Oceans Flooded Earth Earlier Than Thought
The ocean, a massive expanse of water that today covers 70 percent of the planet, flooded ancient Earth earlier than thought, scientists reported Thursday - just 14 million years after the start of the solar system.
It seems as far back as we can tell, Earth was known as the Blue Planet. While we have always known that water is essential to all life, when and where our water came from has long eluded scientists, until now.
"The answer to one of the basic questions is that our oceans were always here. We didn't get them from a late process, as was previously thought," study lead author Adam Sarafian, with the Woods Hole Oceanographic Institution, said in a press release.
One initial theory was that an early "dry" Earth quenched its thirst for water after "wet" comets and asteroids, composed largely of ice and gases, brought it to the planet. However, according to geologist Horst Marschall, a co-author of the study, such collisions would have made it nearly impossible for water to survive, as it would have evaporated or been blown into space from the blast.
"Surface water as it exists on our planet today, must have come much, much later - hundreds of millions of years later," he explained.
Another theory came from carbonaceous chondrites, the most primitive kinds of meteorites, which formed from the same grit and grime that created the Sun some 4.6 billion years ago - well before the planets came into existence. And because they contained a lot of water, they were seen as potential candidates for the origin of early Earth's oceans.

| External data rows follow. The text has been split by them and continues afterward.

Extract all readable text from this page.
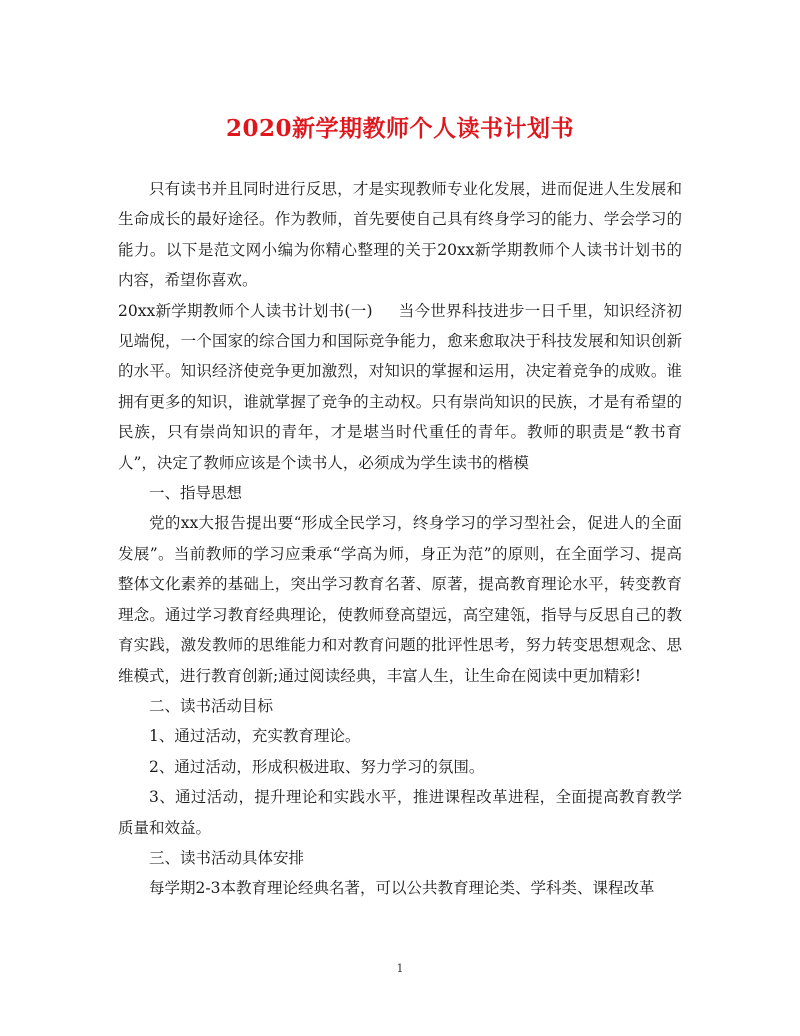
2020新学期教师个人读书计划书

只有读书并且同时进行反思，才是实现教师专业化发展，进而促进人生发展和生命成长的最好途径。作为教师，首先要使自己具有终身学习的能力、学会学习的能力。以下是范文网小编为你精心整理的关于20xx新学期教师个人读书计划书的内容，希望你喜欢。

20xx新学期教师个人读书计划书(一) 当今世界科技进步一日千里，知识经济初见端倪，一个国家的综合国力和国际竞争能力，愈来愈取决于科技发展和知识创新的水平。知识经济使竞争更加激烈，对知识的掌握和运用，决定着竞争的成败。谁拥有更多的知识，谁就掌握了竞争的主动权。只有崇尚知识的民族，才是有希望的民族，只有崇尚知识的青年，才是堪当时代重任的青年。教师的职责是“教书育人”，决定了教师应该是个读书人，必须成为学生读书的楷模

一、指导思想

党的xx大报告提出要“形成全民学习，终身学习的学习型社会，促进人的全面发展”。当前教师的学习应秉承“学高为师，身正为范”的原则，在全面学习、提高整体文化素养的基础上，突出学习教育名著、原著，提高教育理论水平，转变教育理念。通过学习教育经典理论，使教师登高望远，高空建瓴，指导与反思自己的教育实践，激发教师的思维能力和对教育问题的批评性思考，努力转变思想观念、思维模式，进行教育创新;通过阅读经典，丰富人生，让生命在阅读中更加精彩!

二、读书活动目标

1、通过活动，充实教育理论。

2、通过活动，形成积极进取、努力学习的氛围。

3、通过活动，提升理论和实践水平，推进课程改革进程，全面提高教育教学质量和效益。

三、读书活动具体安排

每学期2-3本教育理论经典名著，可以公共教育理论类、学科类、课程改革

1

So to get to the bottom of the mystery, researchers measured the ratio between the two stable isotopes of hydrogen: deuterium and hydrogen. These elements match what has been found in carbonaceous chrondrites, and so are good indicators of when water first appeared on Earth. They used meteorite samples provided by NASA from the asteroid 4-Vesta, which dates back to 14 million years after the start of the solar system.
Astonishingly, the results show that 4-Vesta contains the same hydrogen isotopic composition as carbonaceous chondrites, which is also that of Earth - meaning, these ancient, unaltered meteorites are most likely the source of Earth's water.
"All the planets could have gotten their water very early, which means the planets could have been habitable immediately after they formed. They weren't just sitting there and looking at their watch, waiting for water to come," Sarafian told Discovery News.
The scientists next plan to study an even rarer group of meteorites called angrites that date back to just two million years after the formation of the solar system. So even though this latest study shows that Earth was inundated with water earlier than previously thought, the age of our oceans could possibly be pushed back even further.
The research appears in the journal Science.